Anticipating challenges from disappointed anti-divorce supporters, election officials ordered a complete national recount late Saturday. That tally showed that, with more than 1.6 million votes cast, the margin of victory was 9,118 ballots. In percentage terms, 50.3 percent were in favor and 49.7 percent were opposed. Turnout was put at 61 percent.
“It may be a narrow margin, but it is a clear verdict. I am very relieved. It has been a very worrying day for those of us who campaigned for a ‘yes’ vote,” Prime Minister John Bruton said Saturday night.
The amendment is to take effect immediately, but there will be no quick fixes. Rather, couples will have to demonstrate that they have lived apart four of the past five years and that their marriage is irreparably damaged before they may divorce, according to Law Reform Minister Mervyn Taylor.

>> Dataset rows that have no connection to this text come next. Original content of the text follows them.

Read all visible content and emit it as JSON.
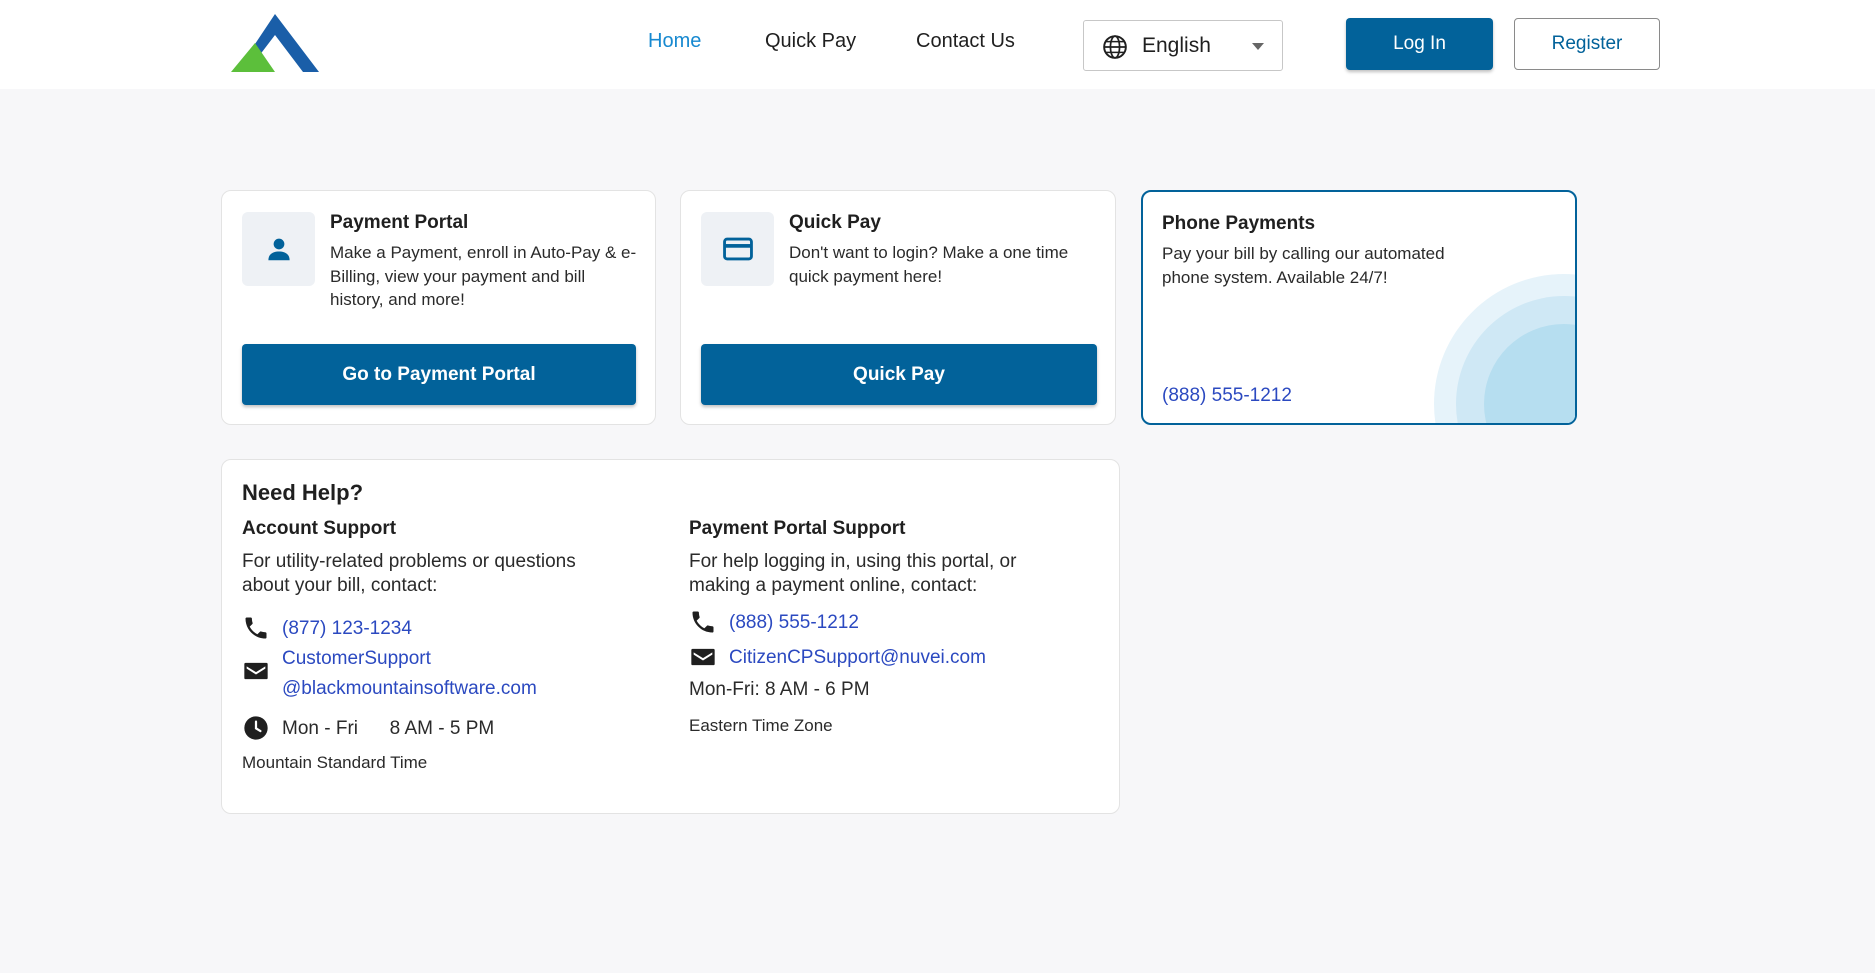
{
  "header": {
    "nav": [
      {
        "label": "Home",
        "active": true
      },
      {
        "label": "Quick Pay",
        "active": false
      },
      {
        "label": "Contact Us",
        "active": false
      }
    ],
    "language": {
      "selected": "English",
      "icon": "globe-icon"
    },
    "login_label": "Log In",
    "register_label": "Register"
  },
  "cards": {
    "payment_portal": {
      "icon": "person-icon",
      "title": "Payment Portal",
      "description": "Make a Payment, enroll in Auto-Pay & e-Billing, view your payment and bill history, and more!",
      "button_label": "Go to Payment Portal"
    },
    "quick_pay": {
      "icon": "credit-card-icon",
      "title": "Quick Pay",
      "description": "Don't want to login? Make a one time quick payment here!",
      "button_label": "Quick Pay"
    },
    "phone_payments": {
      "title": "Phone Payments",
      "description": "Pay your bill by calling our automated phone system. Available 24/7!",
      "phone": "(888) 555-1212"
    }
  },
  "help": {
    "title": "Need Help?",
    "account_support": {
      "title": "Account Support",
      "description": "For utility-related problems or questions about your bill, contact:",
      "phone": "(877) 123-1234",
      "email_line1": "CustomerSupport",
      "email_line2": "@blackmountainsoftware.com",
      "hours": "Mon - Fri      8 AM - 5 PM",
      "timezone": "Mountain Standard Time"
    },
    "portal_support": {
      "title": "Payment Portal Support",
      "description": "For help logging in, using this portal, or making a payment online, contact:",
      "phone": "(888) 555-1212",
      "email": "CitizenCPSupport@nuvei.com",
      "hours": "Mon-Fri: 8 AM - 6 PM",
      "timezone": "Eastern Time Zone"
    }
  },
  "colors": {
    "primary": "#02629a",
    "link": "#2b49c0",
    "nav_active": "#1789d0",
    "logo_blue": "#1a5ea8",
    "logo_green": "#5cbf3b"
  }
}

The election returns signaled a big change in Ireland’s view of itself and its social priorities. In 1986, a call to delete the anti-divorce article from the republic’s 1937 constitution was defeated by a 2-1 margin.
This time, anti-divorce support dropped across the country. In the end, though, it was liberal Irish cities, particularly Dublin, where a third of the voters live, that offset rural opposition to change. A 64.9 percent “yes” vote in the Dublin Northeast electoral district clinched the decision.
Campaigning against divorce was a conservative alliance supported by the Catholic Church. Mother Teresa and Pope John Paul II gave their backing to Ireland’s bishops, who denounced the initiative as “false kindness, misguided compassion and bad law.”
Recent sexual scandals involving priests appear to have undercut both the church’s prestige and its electoral message.
“Hello divorce … Goodby Daddy,” shouted anti-divorce placards from Dublin lampposts, reinforcing a message that divorce would lead to the dissolution of families.
“Give someone you know a second chance,” read the pro-divorce posters, arguing that failed marriage, however sad, is a fact of life that needs to be addressed legally.
Since the defeated divorce initiative in 1986, the Irish Parliament has adopted 18 pieces of legislation spelling out the rights and obligations of separated spouses. Issues of property rights, child custody, counseling, succession rights and pension entitlements all flesh out a 1989 separation law.
Analyst Justine McCarthy said the referendum marked a defining instant in Irish national life: the first time that the Establishment abandoned what she called “holy Ireland.”
“To Ireland-modernists, the arrival of divorce seemed a foregone conclusion. For the holy-Irelanders, it represented one last chance to salvage the Irish-and-Catholic culture which had been slipping from their grasp,” she said.